—¡¿Escuchas cómo me humilla, Félix?! —dijo Fedora
Félix, sin vacilar, tomó su mano con fuerza, apretándola como si con ese simple gesto declarara algo irrefutable.
—Ella es mi esposa. Vete ahora, Fedora.
Fedora rompió en sollozos, dio media vuelta con la dignidad hecha añicos.
—Te arrepentirás, Félix… —susurró entre lágrimas, pero con un dejo de furia—. Tú me perteneces, siempre me amarás a mí.
Su sombra se desvaneció al conducir su auto lejos de allí, pero el eco de sus palabras se quedó flotando como veneno.
El corazón de Félix latía con brutalidad, desbordado, y aun así, soltó la mano de Orla con brusquedad.

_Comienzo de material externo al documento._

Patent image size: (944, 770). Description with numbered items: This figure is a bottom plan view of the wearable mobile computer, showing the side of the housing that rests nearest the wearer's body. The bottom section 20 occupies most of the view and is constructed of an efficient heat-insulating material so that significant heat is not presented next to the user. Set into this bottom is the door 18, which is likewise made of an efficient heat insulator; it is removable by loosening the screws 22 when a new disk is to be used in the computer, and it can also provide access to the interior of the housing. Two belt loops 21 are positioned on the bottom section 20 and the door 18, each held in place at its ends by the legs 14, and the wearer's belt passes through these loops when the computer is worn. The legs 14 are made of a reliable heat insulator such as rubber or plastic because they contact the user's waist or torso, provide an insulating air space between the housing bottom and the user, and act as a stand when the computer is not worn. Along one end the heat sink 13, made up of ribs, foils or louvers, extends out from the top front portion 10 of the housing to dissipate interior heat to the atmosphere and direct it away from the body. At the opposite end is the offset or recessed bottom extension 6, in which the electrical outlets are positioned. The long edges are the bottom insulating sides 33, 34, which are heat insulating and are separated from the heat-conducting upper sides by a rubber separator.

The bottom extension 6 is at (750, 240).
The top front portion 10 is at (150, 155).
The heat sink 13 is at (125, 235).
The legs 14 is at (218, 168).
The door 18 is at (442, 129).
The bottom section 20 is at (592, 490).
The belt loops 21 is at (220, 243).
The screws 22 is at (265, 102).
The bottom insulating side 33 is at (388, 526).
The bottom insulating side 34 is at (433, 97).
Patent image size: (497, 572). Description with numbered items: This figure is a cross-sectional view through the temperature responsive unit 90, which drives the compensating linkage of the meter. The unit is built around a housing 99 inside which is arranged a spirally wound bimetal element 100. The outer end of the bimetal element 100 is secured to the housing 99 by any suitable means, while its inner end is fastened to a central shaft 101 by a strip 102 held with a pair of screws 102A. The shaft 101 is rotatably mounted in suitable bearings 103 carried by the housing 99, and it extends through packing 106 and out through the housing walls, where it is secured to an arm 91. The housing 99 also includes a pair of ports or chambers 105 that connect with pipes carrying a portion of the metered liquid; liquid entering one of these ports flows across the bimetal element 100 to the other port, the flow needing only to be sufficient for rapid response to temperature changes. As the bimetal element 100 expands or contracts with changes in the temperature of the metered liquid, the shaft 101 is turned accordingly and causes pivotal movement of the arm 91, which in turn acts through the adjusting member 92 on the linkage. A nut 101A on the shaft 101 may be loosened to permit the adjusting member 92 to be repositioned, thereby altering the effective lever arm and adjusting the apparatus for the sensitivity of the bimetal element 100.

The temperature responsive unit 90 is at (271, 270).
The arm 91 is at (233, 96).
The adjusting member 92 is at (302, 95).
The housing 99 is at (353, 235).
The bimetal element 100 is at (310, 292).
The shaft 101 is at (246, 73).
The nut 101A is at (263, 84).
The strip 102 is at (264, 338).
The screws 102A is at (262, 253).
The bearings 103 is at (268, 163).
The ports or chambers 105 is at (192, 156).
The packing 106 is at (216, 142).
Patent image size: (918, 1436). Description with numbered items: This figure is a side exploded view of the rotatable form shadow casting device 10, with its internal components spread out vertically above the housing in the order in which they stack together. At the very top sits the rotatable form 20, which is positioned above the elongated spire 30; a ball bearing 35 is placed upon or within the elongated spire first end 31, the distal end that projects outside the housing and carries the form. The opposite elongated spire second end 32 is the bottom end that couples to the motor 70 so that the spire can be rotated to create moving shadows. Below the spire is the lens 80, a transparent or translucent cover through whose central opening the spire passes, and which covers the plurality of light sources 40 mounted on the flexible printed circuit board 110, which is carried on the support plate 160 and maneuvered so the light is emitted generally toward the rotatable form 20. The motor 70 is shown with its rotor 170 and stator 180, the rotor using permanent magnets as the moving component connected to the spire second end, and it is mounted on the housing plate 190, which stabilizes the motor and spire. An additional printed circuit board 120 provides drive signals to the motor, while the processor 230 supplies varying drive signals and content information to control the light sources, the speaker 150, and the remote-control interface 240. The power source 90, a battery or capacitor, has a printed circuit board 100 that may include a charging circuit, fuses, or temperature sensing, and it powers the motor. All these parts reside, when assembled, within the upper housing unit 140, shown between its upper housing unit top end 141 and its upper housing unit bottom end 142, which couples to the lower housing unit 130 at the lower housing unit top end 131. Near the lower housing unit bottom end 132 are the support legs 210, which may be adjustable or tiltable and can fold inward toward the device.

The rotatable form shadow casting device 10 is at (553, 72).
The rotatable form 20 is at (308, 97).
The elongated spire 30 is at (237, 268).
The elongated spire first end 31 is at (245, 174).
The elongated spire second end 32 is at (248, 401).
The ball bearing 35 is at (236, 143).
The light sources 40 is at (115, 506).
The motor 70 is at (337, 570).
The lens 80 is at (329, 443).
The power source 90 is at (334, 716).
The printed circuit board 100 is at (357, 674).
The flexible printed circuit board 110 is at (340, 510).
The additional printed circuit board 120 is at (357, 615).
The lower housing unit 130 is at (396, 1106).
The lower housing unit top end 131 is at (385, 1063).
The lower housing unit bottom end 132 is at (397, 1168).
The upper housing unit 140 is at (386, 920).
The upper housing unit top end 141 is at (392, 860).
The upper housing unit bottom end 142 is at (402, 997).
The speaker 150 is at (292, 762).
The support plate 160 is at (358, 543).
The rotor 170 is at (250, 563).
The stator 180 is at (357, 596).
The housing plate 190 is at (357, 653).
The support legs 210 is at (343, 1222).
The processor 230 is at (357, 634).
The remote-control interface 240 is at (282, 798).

Ella lo miró fijamente, con una mezcla de rabia y desafío.
—Al menos… mientras yo esté aquí, no quiero ver a tus mujerzuelas. Respétame.
El rostro de Félix se endureció, los ojos ardiendo con un enojo oscuro.
Orla no esperó respuesta, dio la vuelta y se dirigió a su alcoba, la cabeza erguida, aunque por dentro su corazón temblaba.